There’s not a lot of eye contact, you notice…you can notice; you remain an outsider after all. It is more the sitting very still variety, more looking straight ahead. It is an hour at the end of a year of hours of just trying to hold it together…. Well, what is there to look at anyway?

Then something changes. Reality, the helplessness of past and present, is incontrovertibly altered. God intervenes. The Greco-Romans called it deus ex machina — the appearance of a god to redeem and restore the tragedy of our woeful drama. The Christian church calls it a sacrament. No matter how many they choose to number, sacraments are symbols and enactments of the greatest intervention of all: the one that began against the bare wood of a manger and is called the incarnation.

A sacrament is an outward and visible sign of an inward and spiritual grace.

(BCP)

This morning you will celebrate two sacraments: baptism and communion. The first is so logical, so perfect and obvious that it almost strikes you as a complete surprise. Of course there will be a baptism! In baptism we are buried in water but rather than drowning we are raised up and out of the water. That raising up initiates and is a visible sign of new life. The past goes under those waters. So do loss, pain and brokenness. So does death and Death itself.

But we rise up out of the waters of baptism to a life that we didn’t think we would get. It is a gift. Redeemed as can only be affected by a god and restored wholly to life: it is an image of eternity.

The second sacrament follows. Communion or the Eucharist, as the Anglicans say, is something we do at almost every church service. Because we have and because we do it makes perfect sense this morning.

No matter the variety of Christian theologies on the Eucharist, they all seem to agree that the sacrament is a way that the Church is invited to experience Jesus’ presence in a tangible and uncommon way.

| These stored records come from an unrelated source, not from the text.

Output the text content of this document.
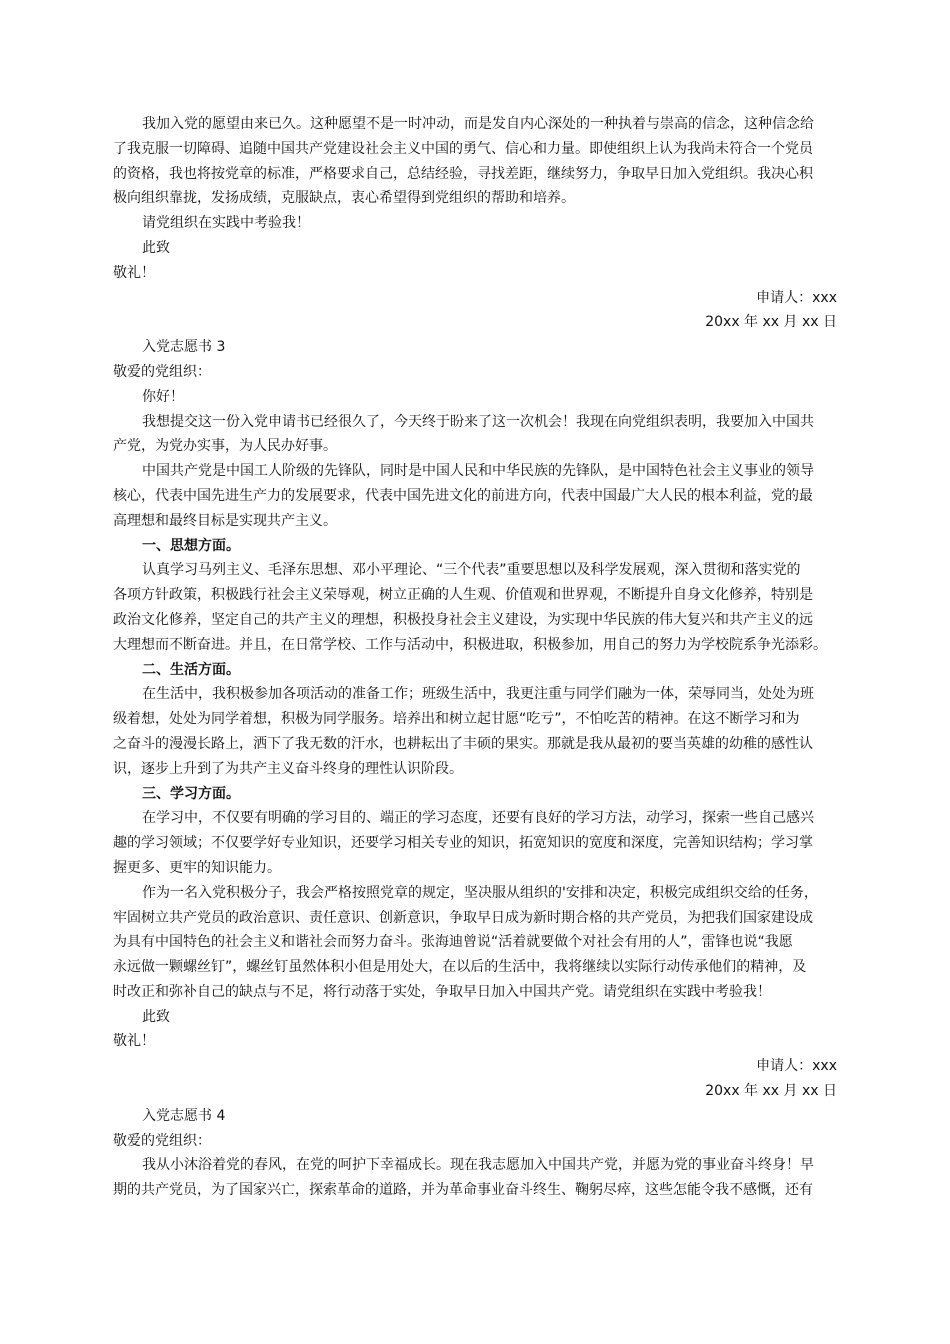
我加入党的愿望由来已久。这种愿望不是一时冲动，而是发自内心深处的一种执着与崇高的信念，这种信念给
了我克服一切障碍、追随中国共产党建设社会主义中国的勇气、信心和力量。即使组织上认为我尚未符合一个党员
的资格，我也将按党章的标准，严格要求自己，总结经验，寻找差距，继续努力，争取早日加入党组织。我决心积
极向组织靠拢，发扬成绩，克服缺点，衷心希望得到党组织的帮助和培养。
请党组织在实践中考验我！
此致
敬礼！
申请人：xxx
20xx 年 xx 月 xx 日
入党志愿书 3
敬爱的党组织：
你好！
我想提交这一份入党申请书已经很久了，今天终于盼来了这一次机会！我现在向党组织表明，我要加入中国共
产党，为党办实事，为人民办好事。
中国共产党是中国工人阶级的先锋队，同时是中国人民和中华民族的先锋队，是中国特色社会主义事业的领导
核心，代表中国先进生产力的发展要求，代表中国先进文化的前进方向，代表中国最广大人民的根本利益，党的最
高理想和最终目标是实现共产主义。
一、思想方面。
认真学习马列主义、毛泽东思想、邓小平理论、“三个代表”重要思想以及科学发展观，深入贯彻和落实党的
各项方针政策，积极践行社会主义荣辱观，树立正确的人生观、价值观和世界观，不断提升自身文化修养，特别是
政治文化修养，坚定自己的共产主义的理想，积极投身社会主义建设，为实现中华民族的伟大复兴和共产主义的远
大理想而不断奋进。并且，在日常学校、工作与活动中，积极进取，积极参加，用自己的努力为学校院系争光添彩。
二、生活方面。
在生活中，我积极参加各项活动的准备工作；班级生活中，我更注重与同学们融为一体，荣辱同当，处处为班
级着想，处处为同学着想，积极为同学服务。培养出和树立起甘愿“吃亏”，不怕吃苦的精神。在这不断学习和为
之奋斗的漫漫长路上，洒下了我无数的汗水，也耕耘出了丰硕的果实。那就是我从最初的要当英雄的幼稚的感性认
识，逐步上升到了为共产主义奋斗终身的理性认识阶段。
三、学习方面。
在学习中，不仅要有明确的学习目的、端正的学习态度，还要有良好的学习方法，动学习，探索一些自己感兴
趣的学习领域；不仅要学好专业知识，还要学习相关专业的知识，拓宽知识的宽度和深度，完善知识结构；学习掌
握更多、更牢的知识能力。
作为一名入党积极分子，我会严格按照党章的规定，坚决服从组织的'安排和决定，积极完成组织交给的任务，
牢固树立共产党员的政治意识、责任意识、创新意识，争取早日成为新时期合格的共产党员，为把我们国家建设成
为具有中国特色的社会主义和谐社会而努力奋斗。张海迪曾说“活着就要做个对社会有用的人”，雷锋也说“我愿
永远做一颗螺丝钉”，螺丝钉虽然体积小但是用处大，在以后的生活中，我将继续以实际行动传承他们的精神，及
时改正和弥补自己的缺点与不足，将行动落于实处，争取早日加入中国共产党。请党组织在实践中考验我！
此致
敬礼！
申请人：xxx
20xx 年 xx 月 xx 日
入党志愿书 4
敬爱的党组织：
我从小沐浴着党的春风，在党的呵护下幸福成长。现在我志愿加入中国共产党，并愿为党的事业奋斗终身！早
期的共产党员，为了国家兴亡，探索革命的道路，并为革命事业奋斗终生、鞠躬尽瘁，这些怎能令我不感慨，还有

Interestingly for a moment like this, in baptism and communion you enact something that Jesus did and something that he told his followers to do. If you look at the Last Supper and the few other New Testament references to communion, you see moments in time that are marked by uncertainty for the future, gripped by suffering, death and a loss of all hope. When you add in the admonition to do this often and in remembrance of Me, this morning is blessed with a clarity and the sense of God incarnate who desires to fully join us in all of life.

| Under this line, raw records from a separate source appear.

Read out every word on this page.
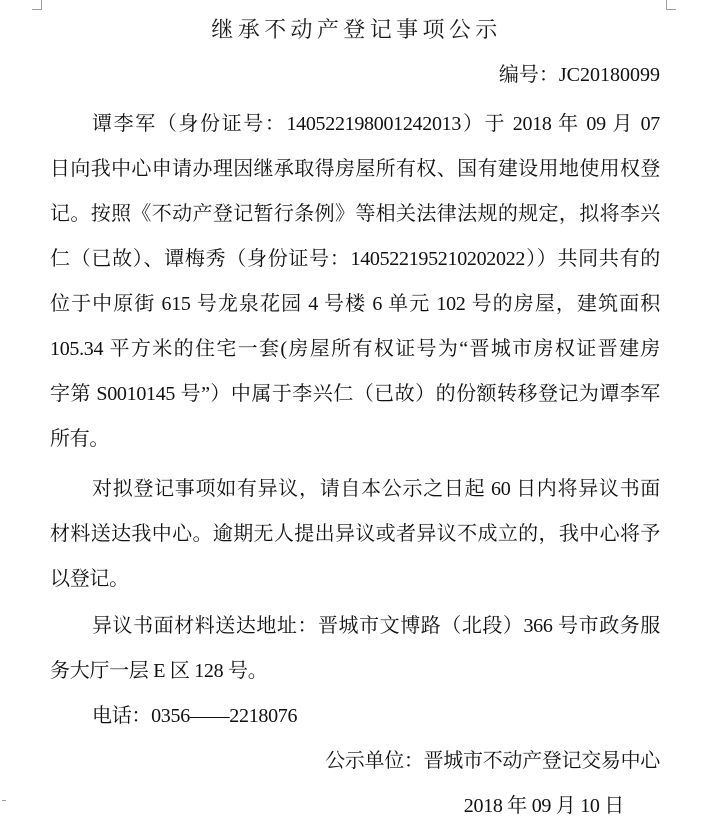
继承不动产登记事项公示
编号：JC20180099
谭李军（身份证号：140522198001242013）于 2018 年 09 月 07
日向我中心申请办理因继承取得房屋所有权、国有建设用地使用权登
记。按照《不动产登记暂行条例》等相关法律法规的规定，拟将李兴
仁（已故）、谭梅秀（身份证号：140522195210202022））共同共有的
位于中原街 615 号龙泉花园 4 号楼 6 单元 102 号的房屋，建筑面积
105.34 平方米的住宅一套(房屋所有权证号为“晋城市房权证晋建房
字第 S0010145 号”）中属于李兴仁（已故）的份额转移登记为谭李军
所有。
对拟登记事项如有异议，请自本公示之日起 60 日内将异议书面
材料送达我中心。逾期无人提出异议或者异议不成立的，我中心将予
以登记。
异议书面材料送达地址：晋城市文博路（北段）366 号市政务服
务大厅一层 E 区 128 号。
电话：0356——2218076
公示单位：晋城市不动产登记交易中心
2018 年 09 月 10 日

If we can experience Jesus in these moments, then the Jesus we experience is the same resurrected Jesus that his early followers encountered. The body is physical and is touched. Yes, it is preternatural but it is also real. This body still bears its scars, the wound in the side and the imprint of nails. The Jesus encountered has suffered and the body we meet at this table is meant to be handled.

This is very good news on the slabs of Long Beach.

* * * * * * * * *

The wood that began the incarnation has mostly disappeared, save the occasional crèche in December. The wood that was its climax still stands, in your lives and mine, amidst every act of drama and loss that is shaking this world. It is present on this day. It is there in the endless quagmires, that broad swath of death and war that arcs across continents a half a globe away: the disasters of our own making. Add to that, the muck that was once New Orleans.

Here in the sands and bayous of coastal Mississippi it still stands, towering o’er the wrecks of time.


The mass concludes with an a cappella singing of the Irish Blessing, a long-standing tradition for special services.

May the road rise with you.

May the wind be always at your back.

It is too familiar. It catches you by surprise undermining the final ramparts of feeling that defend the heart.

May the sun shine warm upon your face.


It is the fourth line that is the problem and suddenly everyone knows it:

May the rain fall soft upon your fields.

I think I managed a word or two. Around me, I only heard air coming out in metered time and that wet whistling sound when suddenly puffed cheeks exhale.

And until we meet again,

May God hold you in the hollow of His hand.

Let the whole world see and know that things which were cast down are being raised up and things which had grown old are being made new.